Clearly these extra steps come at a cost compared to publishing raw CSV files. So why bear these costs?
There are two main reasons: discoverability and reusability.
Anyone (deliberately) publishing data on the Web presumably does so because they want other people to be able to find and reuse that data. The beauty of Linked Data is that discoverability is baked in to the combination of RDF and the Linked Data principles. Incoming links to an RDF data set put that data set “into the Web” and outgoing links increase the interconnectivity further.
Yes, you can create an HTML link to a CSV file, but you can’t link to specific things described in the data or say how they relate to each other. Linked Data enables this. Yes, you can publish some documentation alongside a CSV file explaining what each of the columns mean, but that description can’t be interlinked with the data itself, making it self-describing. Linked Data does this. Yes, you can include URIs in the data itself, but CSV provides no mechanism that for indicating that the content of a particular cell is a link to be followed. Linked Data does this. Yes, you can create directories or catalogues that describe the data sets available from a particular publisher, but this doesn’t scale to the Web. Remember what the arrival of Google did to the Yahoo! directory? What we need is a mechanism that supports arbitrary discovery of data sets by bots roaming the Web and building searchable indices of the data they find. Linked Data enables this.
Assuming that a particular data set has been discovered, what is the cost of any one party using that data in a new application? Perhaps this application only needs one data set, in which case all the developer must do is read the documentation to understand the structure of the data and get on with writing code. A much more likely scenario is that the application requires integration of two or more data sets. If each of these data sets is just a CSV file then every application developer must incur the cost of integrating them, i.e. linking together the elements common to both data sets, and must do this for every new data set they want to use in their application. In this scenario the integration cost of using these data sets is proportional to their use. There are no economies of scale. It always costs the same amount, to every consumer.
Not so with Linked Data, which enables the data publisher to identify links between their data and third party data sets, and make these links available to every consumer of that data set by publishing them as RDF along with the data itself. Yes, there is a one-off cost to the publisher in creating the links that are most likely to be useful to data consumers, but that’s a one-off. It doesn’t increase every time a developer uses the data set, and each developer doesn’t have to pay that cost for each data set they use.

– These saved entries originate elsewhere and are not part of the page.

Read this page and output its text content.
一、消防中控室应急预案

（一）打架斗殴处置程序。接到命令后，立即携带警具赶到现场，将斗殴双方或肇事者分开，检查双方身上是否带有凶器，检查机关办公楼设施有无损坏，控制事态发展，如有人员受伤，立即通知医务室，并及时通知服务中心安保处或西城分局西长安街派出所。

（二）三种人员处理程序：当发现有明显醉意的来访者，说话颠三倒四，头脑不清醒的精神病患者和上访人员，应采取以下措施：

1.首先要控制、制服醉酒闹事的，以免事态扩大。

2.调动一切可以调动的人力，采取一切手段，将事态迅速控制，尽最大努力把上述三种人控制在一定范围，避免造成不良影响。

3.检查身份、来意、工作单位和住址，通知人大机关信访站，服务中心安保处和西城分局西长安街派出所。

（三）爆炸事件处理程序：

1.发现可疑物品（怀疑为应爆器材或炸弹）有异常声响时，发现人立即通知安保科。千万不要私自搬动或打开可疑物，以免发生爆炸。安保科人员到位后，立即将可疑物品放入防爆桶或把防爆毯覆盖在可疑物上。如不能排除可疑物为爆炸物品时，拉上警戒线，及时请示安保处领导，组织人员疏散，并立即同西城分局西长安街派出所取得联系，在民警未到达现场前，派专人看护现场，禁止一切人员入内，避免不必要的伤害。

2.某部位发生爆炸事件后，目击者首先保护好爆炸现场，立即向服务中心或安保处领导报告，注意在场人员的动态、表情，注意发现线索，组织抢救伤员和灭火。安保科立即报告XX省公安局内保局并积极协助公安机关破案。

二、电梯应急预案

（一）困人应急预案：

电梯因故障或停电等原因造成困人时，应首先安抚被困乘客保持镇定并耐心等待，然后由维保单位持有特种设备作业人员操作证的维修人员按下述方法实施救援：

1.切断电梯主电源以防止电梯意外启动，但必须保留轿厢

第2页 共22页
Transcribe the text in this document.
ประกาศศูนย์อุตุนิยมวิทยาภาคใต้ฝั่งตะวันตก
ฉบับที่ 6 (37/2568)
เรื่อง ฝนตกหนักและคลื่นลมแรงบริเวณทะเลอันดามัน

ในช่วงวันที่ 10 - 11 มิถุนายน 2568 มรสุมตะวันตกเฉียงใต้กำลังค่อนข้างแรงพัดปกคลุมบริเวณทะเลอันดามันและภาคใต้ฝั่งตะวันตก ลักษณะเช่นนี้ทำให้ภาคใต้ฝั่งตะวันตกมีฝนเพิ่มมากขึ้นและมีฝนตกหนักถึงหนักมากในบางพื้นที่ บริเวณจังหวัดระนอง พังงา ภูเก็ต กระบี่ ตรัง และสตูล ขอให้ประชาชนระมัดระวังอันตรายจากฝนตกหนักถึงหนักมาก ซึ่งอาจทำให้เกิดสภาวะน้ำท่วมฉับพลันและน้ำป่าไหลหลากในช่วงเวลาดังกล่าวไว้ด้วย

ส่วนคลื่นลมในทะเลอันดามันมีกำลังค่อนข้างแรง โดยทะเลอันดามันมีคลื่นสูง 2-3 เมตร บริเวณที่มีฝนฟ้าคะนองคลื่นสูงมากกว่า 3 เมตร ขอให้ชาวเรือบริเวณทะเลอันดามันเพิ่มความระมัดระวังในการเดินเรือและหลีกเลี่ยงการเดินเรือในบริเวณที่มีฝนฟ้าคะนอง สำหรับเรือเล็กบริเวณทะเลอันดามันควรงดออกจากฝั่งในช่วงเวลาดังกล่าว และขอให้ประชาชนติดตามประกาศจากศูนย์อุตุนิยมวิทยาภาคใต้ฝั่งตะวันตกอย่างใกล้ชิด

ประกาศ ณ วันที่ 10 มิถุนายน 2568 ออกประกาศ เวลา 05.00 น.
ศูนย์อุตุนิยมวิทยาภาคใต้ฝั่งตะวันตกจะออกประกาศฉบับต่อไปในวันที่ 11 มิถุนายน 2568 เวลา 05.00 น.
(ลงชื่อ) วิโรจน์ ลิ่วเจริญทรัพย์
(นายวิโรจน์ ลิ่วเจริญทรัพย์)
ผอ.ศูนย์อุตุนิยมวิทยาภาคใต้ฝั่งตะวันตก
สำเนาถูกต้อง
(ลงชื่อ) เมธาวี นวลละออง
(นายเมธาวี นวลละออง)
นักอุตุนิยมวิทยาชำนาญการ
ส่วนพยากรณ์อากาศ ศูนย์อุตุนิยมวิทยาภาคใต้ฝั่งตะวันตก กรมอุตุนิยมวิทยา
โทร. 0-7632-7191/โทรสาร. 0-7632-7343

If data publishers are seriously interested in promoting the use of their data then this is a cost worth bearing. Why constantly reinvent the wheel by creating new sets of links for every application that uses a certain combination of data sets? Certainly as a UK taxpayer, I would rather the UK Government made this one-off investment in publishing and linking RDF data, thereby lowering the cost for everyone that wanted to use them. This is the way to build a vibrant economy around open data.